Serialize java objects using GZip streams (GZIPInputStream and GZIPOutputStream)
The process of converting an object into an associated sequence of bits, so that we can store it in a file, a memory buffer or share it across a network, with the sole purpose of later resurrecting it, is called Serialization . Wikipedia offers a nice insight of what serialization is, so if you have time, please check this article . If this is the first time you hear about this concept you can check the official java documentation on this topic .
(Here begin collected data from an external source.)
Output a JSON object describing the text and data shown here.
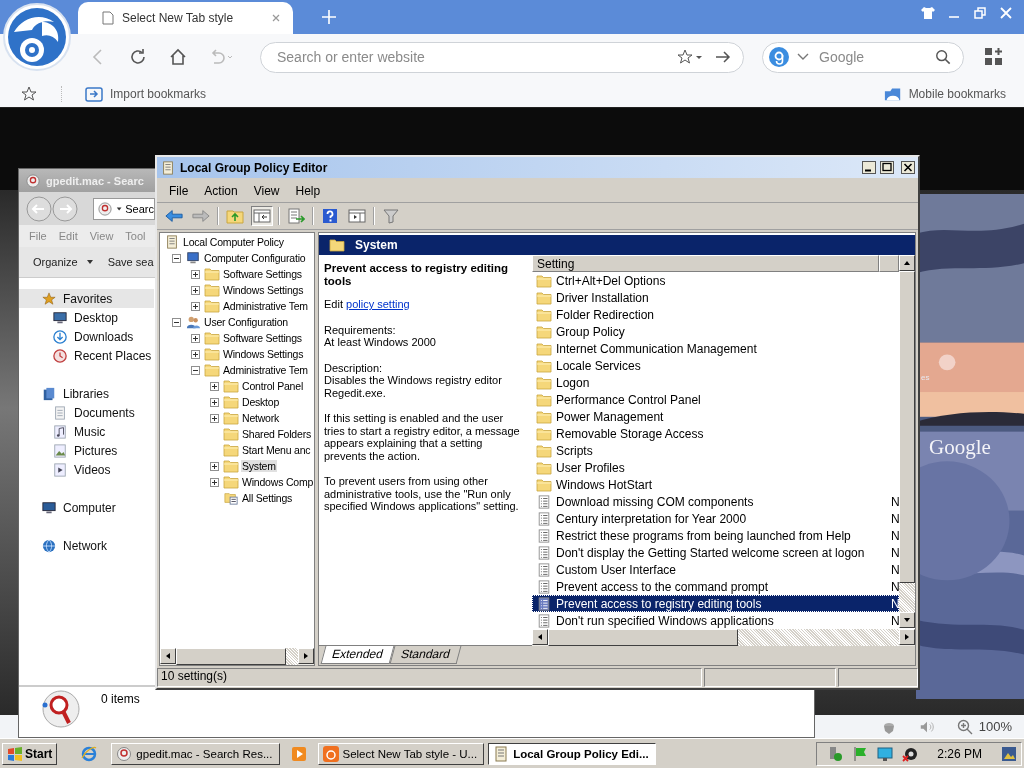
{
  "browser": {
    "tab": {
      "title": "Select New Tab style"
    },
    "address": {
      "placeholder": "Search or enter website"
    },
    "search": {
      "placeholder": "Google"
    },
    "bookmarks": [
      {
        "label": "Import bookmarks"
      }
    ],
    "mobile_bookmarks": "Mobile bookmarks",
    "zoom": "100%"
  },
  "page": {
    "logo_text": "Google",
    "cut_text": "es"
  },
  "explorer": {
    "title": "gpedit.mac - Searc",
    "address": "Searc",
    "menu": [
      "File",
      "Edit",
      "View",
      "Tool"
    ],
    "toolbar": [
      {
        "label": "Organize",
        "dropdown": true
      },
      {
        "label": "Save sea",
        "dropdown": false
      }
    ],
    "nav": [
      {
        "label": "Favorites",
        "kind": "favorites",
        "selected": true,
        "children": [
          {
            "label": "Desktop",
            "kind": "desktop",
            "selected": false
          },
          {
            "label": "Downloads",
            "kind": "downloads",
            "selected": false
          },
          {
            "label": "Recent Places",
            "kind": "recent",
            "selected": false
          }
        ]
      },
      {
        "label": "Libraries",
        "kind": "libraries",
        "selected": false,
        "children": [
          {
            "label": "Documents",
            "kind": "documents",
            "selected": false
          },
          {
            "label": "Music",
            "kind": "music",
            "selected": false
          },
          {
            "label": "Pictures",
            "kind": "pictures",
            "selected": false
          },
          {
            "label": "Videos",
            "kind": "videos",
            "selected": false
          }
        ]
      },
      {
        "label": "Computer",
        "kind": "computer",
        "selected": false
      },
      {
        "label": "Network",
        "kind": "network",
        "selected": false
      }
    ],
    "status": "0 items"
  },
  "gpe": {
    "title": "Local Group Policy Editor",
    "menu": [
      "File",
      "Action",
      "View",
      "Help"
    ],
    "tree": [
      {
        "label": "Local Computer Policy",
        "kind": "policy",
        "selected": false,
        "children": [
          {
            "label": "Computer Configuratio",
            "kind": "computer",
            "expanded": true,
            "selected": false,
            "children": [
              {
                "label": "Software Settings",
                "kind": "folder",
                "expanded": false,
                "selected": false
              },
              {
                "label": "Windows Settings",
                "kind": "folder",
                "expanded": false,
                "selected": false
              },
              {
                "label": "Administrative Tem",
                "kind": "folder",
                "expanded": false,
                "selected": false
              }
            ]
          },
          {
            "label": "User Configuration",
            "kind": "user",
            "expanded": true,
            "selected": false,
            "children": [
              {
                "label": "Software Settings",
                "kind": "folder",
                "expanded": false,
                "selected": false
              },
              {
                "label": "Windows Settings",
                "kind": "folder",
                "expanded": false,
                "selected": false
              },
              {
                "label": "Administrative Tem",
                "kind": "folder",
                "expanded": true,
                "selected": false,
                "children": [
                  {
                    "label": "Control Panel",
                    "kind": "folder",
                    "expanded": false,
                    "selected": false
                  },
                  {
                    "label": "Desktop",
                    "kind": "folder",
                    "expanded": false,
                    "selected": false
                  },
                  {
                    "label": "Network",
                    "kind": "folder",
                    "expanded": false,
                    "selected": false
                  },
                  {
                    "label": "Shared Folders",
                    "kind": "folder",
                    "selected": false
                  },
                  {
                    "label": "Start Menu anc",
                    "kind": "folder",
                    "selected": false
                  },
                  {
                    "label": "System",
                    "kind": "folder",
                    "expanded": false,
                    "selected": true
                  },
                  {
                    "label": "Windows Comp",
                    "kind": "folder",
                    "expanded": false,
                    "selected": false
                  },
                  {
                    "label": "All Settings",
                    "kind": "allsettings",
                    "selected": false
                  }
                ]
              }
            ]
          }
        ]
      }
    ],
    "header": "System",
    "description": {
      "title": "Prevent access to registry editing tools",
      "edit_prefix": "Edit",
      "edit_link": "policy setting",
      "paragraphs": [
        "Requirements:\nAt least Windows 2000",
        "Description:\nDisables the Windows registry editor\nRegedit.exe.",
        "If this setting is enabled and the user\ntries to start a registry editor, a message\nappears explaining that a setting\nprevents the action.",
        "To prevent users from using other\nadministrative tools, use the \"Run only\nspecified Windows applications\" setting."
      ]
    },
    "column": "Setting",
    "rows": [
      {
        "name": "Ctrl+Alt+Del Options",
        "kind": "folder",
        "selected": false
      },
      {
        "name": "Driver Installation",
        "kind": "folder",
        "selected": false
      },
      {
        "name": "Folder Redirection",
        "kind": "folder",
        "selected": false
      },
      {
        "name": "Group Policy",
        "kind": "folder",
        "selected": false
      },
      {
        "name": "Internet Communication Management",
        "kind": "folder",
        "selected": false
      },
      {
        "name": "Locale Services",
        "kind": "folder",
        "selected": false
      },
      {
        "name": "Logon",
        "kind": "folder",
        "selected": false
      },
      {
        "name": "Performance Control Panel",
        "kind": "folder",
        "selected": false
      },
      {
        "name": "Power Management",
        "kind": "folder",
        "selected": false
      },
      {
        "name": "Removable Storage Access",
        "kind": "folder",
        "selected": false
      },
      {
        "name": "Scripts",
        "kind": "folder",
        "selected": false
      },
      {
        "name": "User Profiles",
        "kind": "folder",
        "selected": false
      },
      {
        "name": "Windows HotStart",
        "kind": "folder",
        "selected": false
      },
      {
        "name": "Download missing COM components",
        "kind": "setting",
        "state": "N",
        "selected": false
      },
      {
        "name": "Century interpretation for Year 2000",
        "kind": "setting",
        "state": "N",
        "selected": false
      },
      {
        "name": "Restrict these programs from being launched from Help",
        "kind": "setting",
        "state": "N",
        "selected": false
      },
      {
        "name": "Don't display the Getting Started welcome screen at logon",
        "kind": "setting",
        "state": "N",
        "selected": false
      },
      {
        "name": "Custom User Interface",
        "kind": "setting",
        "state": "N",
        "selected": false
      },
      {
        "name": "Prevent access to the command prompt",
        "kind": "setting",
        "state": "N",
        "selected": false
      },
      {
        "name": "Prevent access to registry editing tools",
        "kind": "setting",
        "state": "N",
        "selected": true
      },
      {
        "name": "Don't run specified Windows applications",
        "kind": "setting",
        "state": "N",
        "selected": false
      }
    ],
    "tabs": [
      {
        "label": "Extended",
        "selected": true
      },
      {
        "label": "Standard",
        "selected": false
      }
    ],
    "status": "10 setting(s)"
  },
  "taskbar": {
    "start": "Start",
    "tasks": [
      {
        "label": "gpedit.mac - Search Res...",
        "kind": "search",
        "selected": false
      },
      {
        "kind": "media",
        "selected": false
      },
      {
        "label": "Select New Tab style - U...",
        "kind": "browser",
        "selected": false
      },
      {
        "label": "Local Group Policy Edi...",
        "kind": "policy",
        "selected": true
      }
    ],
    "time": "2:26 PM"
  }
}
Recently I had to write a Serialization mechanism for a hobby application of mine . I had some very big objects (graphs represented as matrices) that had to be somehow stored as files for later usage . Serialization is not hard in Java, but the results are not always satisfactory . For example every graph object was using around 100M of my free and precious hdd space … and space is always an issue on my “workspace” partition (probably because I start so many “projects” and I never finish them) .
The work-around for this issue is relatively simple, instead of using a simple FileOutputStream / FileInputStream in conjunction with an ObjectOutputStream / ObjectInputStream we would better “wrap” the initial streams through a GZIPOutputStream / GZIPInputStream, and serialize the big objects as gzip files . The results are better than I expected, as the space consumption was reduced dramatically (3 or 4 times less space) . In my case the additional runtime for zipping / unzipping the objects before reading / writing them is not a problem, but note that because of the additional stream encapsulation (the GZIP streams), a time penalty appears .
To better demonstrate what I was saying I will start by designing a class that generates “very large objects” . The objects must support serialization, so our class implements java.io.Serializable . This is a “marker interface” and does not contain any methods that need to be implemented .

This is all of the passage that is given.